Canada-wide arrest warrants have been issued for three suspects allegedly linked to Friday’s double homicide.
Police say 28-year-old Ahmed Siyad, also known as “Baby Dice, Dice or Dicey,” and 31-year-old Mohamed Shire, known as “Waldo,” both from Toronto, are wanted in connection to the shooting.
A warrant is also out for 29-year-old Osman Abdullahi, of Ottawa.
Ottawa Police say they’re enacting a “major operation plan” to tackle the surge in violent crime.
“We are going to be identifying the most high-risk offenders…we’re going to be identifying those places where the offenders are engaging in illegal activity,” Chief Sloly said.
OPS says they hope that will help suppress the levels of gun-crime, adding that element of the plan is already in place after being built over the last several weeks and “significantly escalated over the weekend.”
Chief Sloly says the plan also includes increased coordination between different OPS units, provincial, national and international jurisdictions and creating a community engagement strategy.
Details of the plan have yet to be released.
Local activists say the recent shootings speak to the lack of supports in some Ottawa communities.
“I grew up in a community where this is something that would happen almost every year and so definitely it’s been very difficult for me to see,” Maya Basudde said.

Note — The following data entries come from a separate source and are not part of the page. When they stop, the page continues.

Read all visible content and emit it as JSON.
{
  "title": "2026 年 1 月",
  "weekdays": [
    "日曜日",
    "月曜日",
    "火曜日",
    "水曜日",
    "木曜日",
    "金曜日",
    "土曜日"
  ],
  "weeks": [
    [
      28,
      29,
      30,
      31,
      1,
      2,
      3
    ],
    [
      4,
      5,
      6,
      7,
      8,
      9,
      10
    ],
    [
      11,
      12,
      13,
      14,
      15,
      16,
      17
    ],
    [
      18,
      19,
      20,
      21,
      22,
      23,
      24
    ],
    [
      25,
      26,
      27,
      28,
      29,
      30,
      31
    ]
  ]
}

Basudde says she’s lost multiple friends to street violence.
“If we invest in our community and if we invest in the mental health in our community and empower the youth when they’re young we won’t have to worry about these issues in the future,” Basudde said.
Ottawa Police say they’ve in favour of a solution that includes community groups.
“We have great police officers and service members who are very innovative, but alone we can’t come up with the solutions. We’re looking for the support from local community,” Chief Sloly said.
Mohammed says he hopes to see increased supports for people in neighbourhoods like his.
“They just need an opportunity,” he said.